Mayor Rahm Emanuel to striking Chicago teachers: See you in court
The Chicago teachers strike may not end the way they want it to: Mayor Rahm Emanuel announced plans Sunday evening to sue the union and force what he called an illegal strike to end immediately.
“I will not stand by while the children of Chicago are played as pawns in an internal dispute within a union,” the mayor’s office said in a statement. “This was a strike of choice and is now a delay of choice that is wrong for our children.”
After little over two hours of reportedly contentious deliberation on Sunday afternoon, 800 teachers union delegates voted against ending the strike after negotiators from the district and the union had reached a tentative deal.
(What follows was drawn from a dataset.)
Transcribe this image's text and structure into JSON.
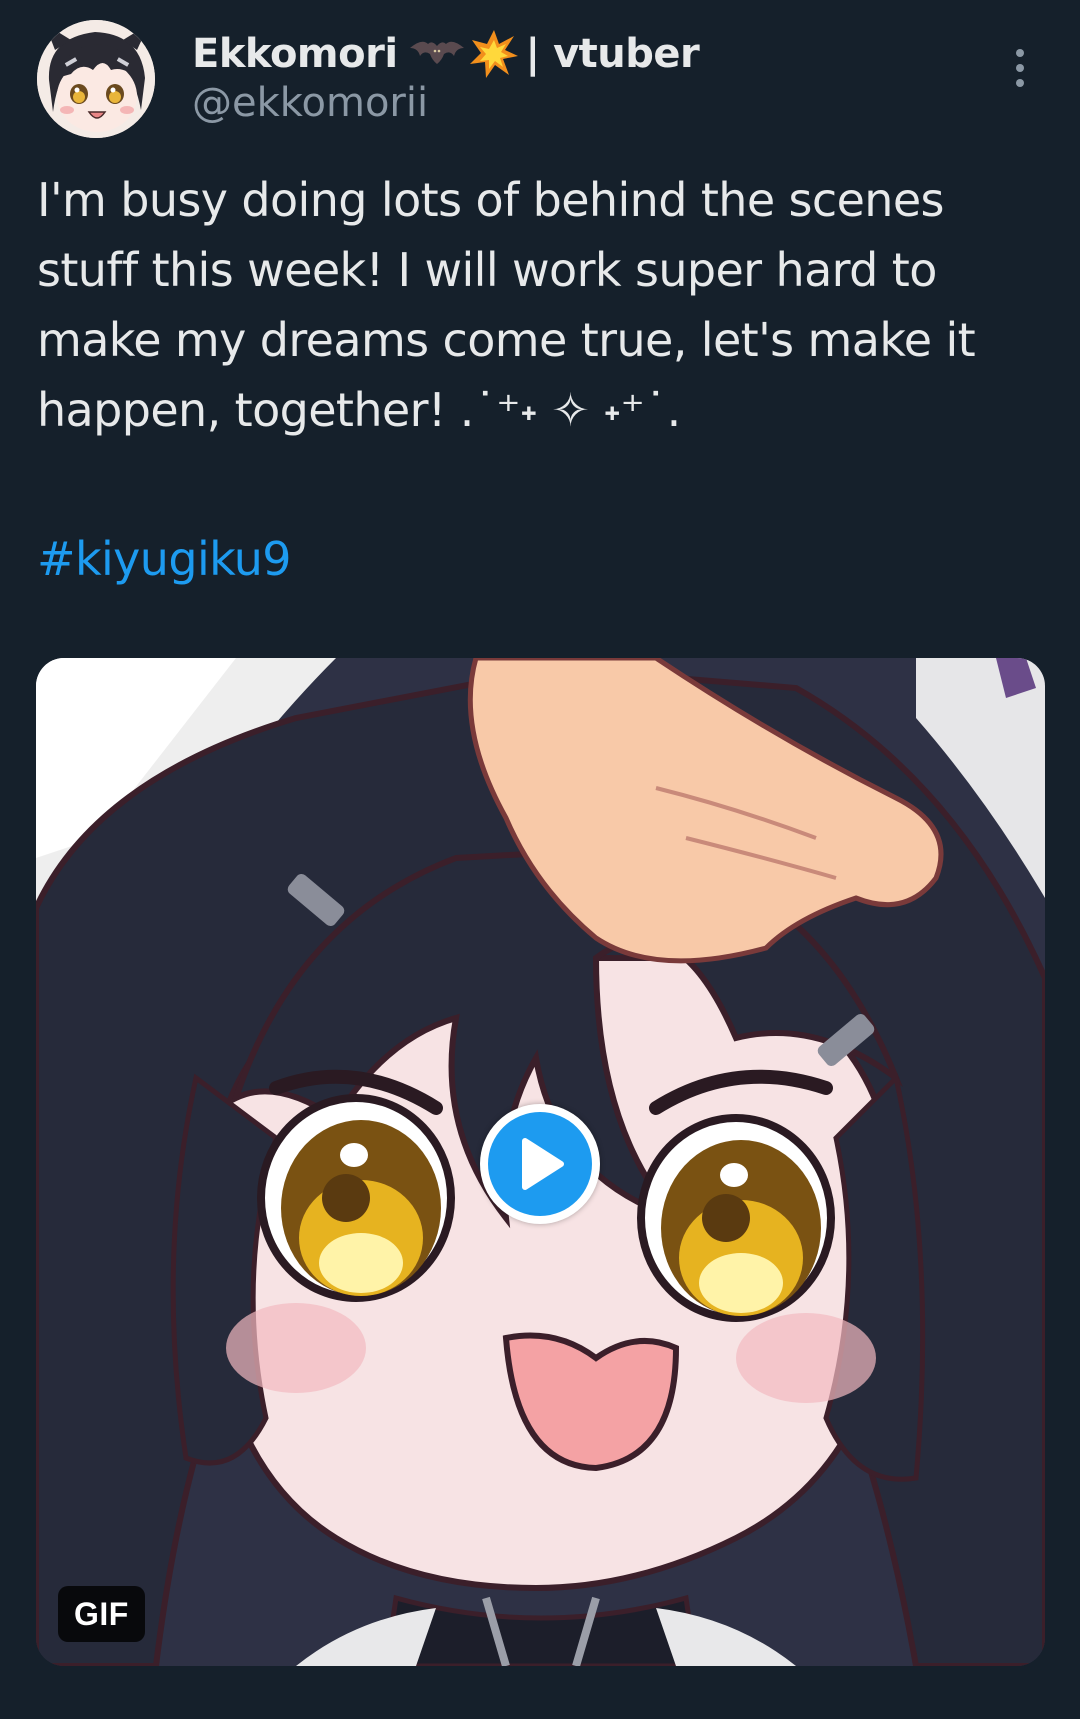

Chicago Teachers Union President Karen Lewis said the delegates were “not happy” with the agreement and that “they’d like for it to be a lot better for us than it is.”
Jewish delegates, facing the arrival of the Rosh Hashanah, the Jewish new year, at sundown, also requested more time to examine the proposed three-year contract. Union officials pushed the next delegates meeting back to Tuesday, meaning teachers wouldn’t be back in class until Wednesday at the earliest.
Not so fast, Emanuel said.
“While the union works through its remaining issues, there is no reason why the children of Chicago should not be back in the classroom as they had been for weeks while negotiators worked through these same issues,” Emanuel’s statement said.
Emanuel’s office said it had told the city’s legal counsel to work with the school district’s attorneys to file an injunction in court to return students to their classrooms “immediately.”
“This continued action by union leadership is illegal on two grounds — it is over issues that are deemed by state law to be non-strikable, and it endangers the health and safety of our children,” the statement said.
The union did not make an immediate response.